Kenya Medical Supplies Authority
- Company type: Public
- Industry: Logistics
- Founded: 2000
- Headquarters: Nairobi, Kenya
- Key people: Amb. Solomon Karanja Chairperson Dr. John Munyu Chief Executive Officer
- Products: Drugs
- Website: www.kemsa.co.ke

= Kenya Medical Supplies Agency =

The Kenya Medical Supplies Agency (KEMSA) is a specialized Government medical logistics provider for Ministries of Medical Services/Public Health-supported health facilities and programmes in Kenya.

==Background==
KEMSA was established as a state corporation under Cap 446, through the Kenya Medical Supplies Agency Order 2000 (Legal Notice No.17 of 11 February 2000). It plays the role of procuring, storing and distributing health commodities for the public sector.
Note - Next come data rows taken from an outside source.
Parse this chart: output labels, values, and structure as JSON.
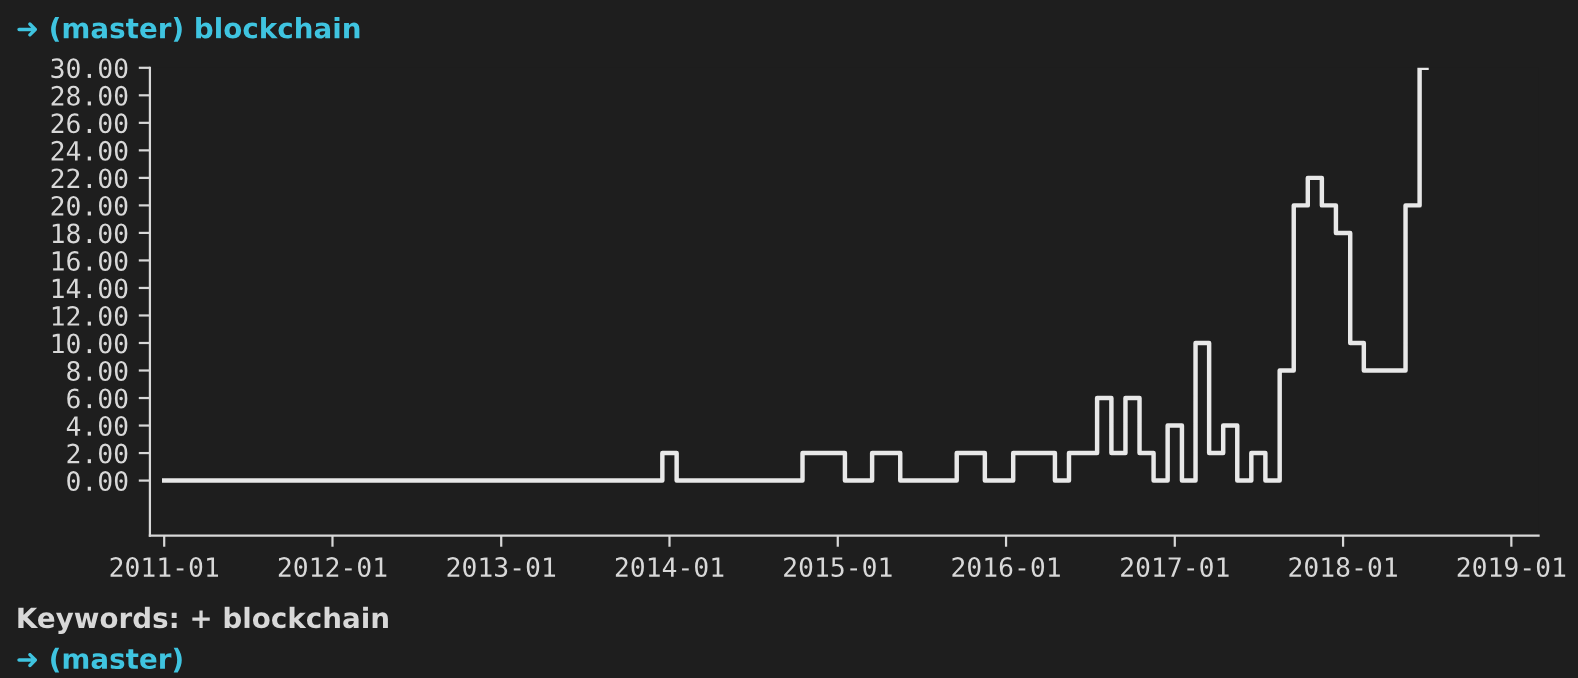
{
  "chart_data": {
    "type": "step",
    "annotations": [
      "➜ (master) blockchain",
      "Keywords: + blockchain",
      "➜ (master)"
    ],
    "x": [
      "2011-01",
      "2011-02",
      "2011-03",
      "2011-04",
      "2011-05",
      "2011-06",
      "2011-07",
      "2011-08",
      "2011-09",
      "2011-10",
      "2011-11",
      "2011-12",
      "2012-01",
      "2012-02",
      "2012-03",
      "2012-04",
      "2012-05",
      "2012-06",
      "2012-07",
      "2012-08",
      "2012-09",
      "2012-10",
      "2012-11",
      "2012-12",
      "2013-01",
      "2013-02",
      "2013-03",
      "2013-04",
      "2013-05",
      "2013-06",
      "2013-07",
      "2013-08",
      "2013-09",
      "2013-10",
      "2013-11",
      "2013-12",
      "2014-01",
      "2014-02",
      "2014-03",
      "2014-04",
      "2014-05",
      "2014-06",
      "2014-07",
      "2014-08",
      "2014-09",
      "2014-10",
      "2014-11",
      "2014-12",
      "2015-01",
      "2015-02",
      "2015-03",
      "2015-04",
      "2015-05",
      "2015-06",
      "2015-07",
      "2015-08",
      "2015-09",
      "2015-10",
      "2015-11",
      "2015-12",
      "2016-01",
      "2016-02",
      "2016-03",
      "2016-04",
      "2016-05",
      "2016-06",
      "2016-07",
      "2016-08",
      "2016-09",
      "2016-10",
      "2016-11",
      "2016-12",
      "2017-01",
      "2017-02",
      "2017-03",
      "2017-04",
      "2017-05",
      "2017-06",
      "2017-07",
      "2017-08",
      "2017-09",
      "2017-10",
      "2017-11",
      "2017-12",
      "2018-01",
      "2018-02",
      "2018-03",
      "2018-04",
      "2018-05",
      "2018-06",
      "2018-07"
    ],
    "series": [
      {
        "color": "#e8e8e8",
        "values": [
          0,
          0,
          0,
          0,
          0,
          0,
          0,
          0,
          0,
          0,
          0,
          0,
          0,
          0,
          0,
          0,
          0,
          0,
          0,
          0,
          0,
          0,
          0,
          0,
          0,
          0,
          0,
          0,
          0,
          0,
          0,
          0,
          0,
          0,
          0,
          0,
          2,
          0,
          0,
          0,
          0,
          0,
          0,
          0,
          0,
          0,
          2,
          2,
          2,
          0,
          0,
          2,
          2,
          0,
          0,
          0,
          0,
          2,
          2,
          0,
          0,
          2,
          2,
          2,
          0,
          2,
          2,
          6,
          2,
          6,
          2,
          0,
          4,
          0,
          10,
          2,
          4,
          0,
          2,
          0,
          8,
          20,
          22,
          20,
          18,
          10,
          8,
          8,
          8,
          20,
          30
        ]
      }
    ],
    "xlim": [
      "2010-12",
      "2019-03"
    ],
    "xticks": [
      "2011-01",
      "2012-01",
      "2013-01",
      "2014-01",
      "2015-01",
      "2016-01",
      "2017-01",
      "2018-01",
      "2019-01"
    ],
    "ylim": [
      -4,
      30
    ],
    "yticks": [
      {
        "value": 0,
        "label": "0.00"
      },
      {
        "value": 2,
        "label": "2.00"
      },
      {
        "value": 4,
        "label": "4.00"
      },
      {
        "value": 6,
        "label": "6.00"
      },
      {
        "value": 8,
        "label": "8.00"
      },
      {
        "value": 10,
        "label": "10.00"
      },
      {
        "value": 12,
        "label": "12.00"
      },
      {
        "value": 14,
        "label": "14.00"
      },
      {
        "value": 16,
        "label": "16.00"
      },
      {
        "value": 18,
        "label": "18.00"
      },
      {
        "value": 20,
        "label": "20.00"
      },
      {
        "value": 22,
        "label": "22.00"
      },
      {
        "value": 24,
        "label": "24.00"
      },
      {
        "value": 26,
        "label": "26.00"
      },
      {
        "value": 28,
        "label": "28.00"
      },
      {
        "value": 30,
        "label": "30.00"
      }
    ],
    "grid": false,
    "legend": false,
    "line_style": "solid",
    "marker": "none"
  }
}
The strengthening of KEMSA has been identified as a key project of Kenya's Vision 2030

==Role in health care==
- Providing a secure source of drugs and other medical supplies for public health institutions
- Developing and operating a viable commercial service for the procurement and sale of drugs and other medical supplies
- Advising the Health Management Boards and the general public on matters related to the procurement, cost effectiveness and rational use of drugs and other medical supplies.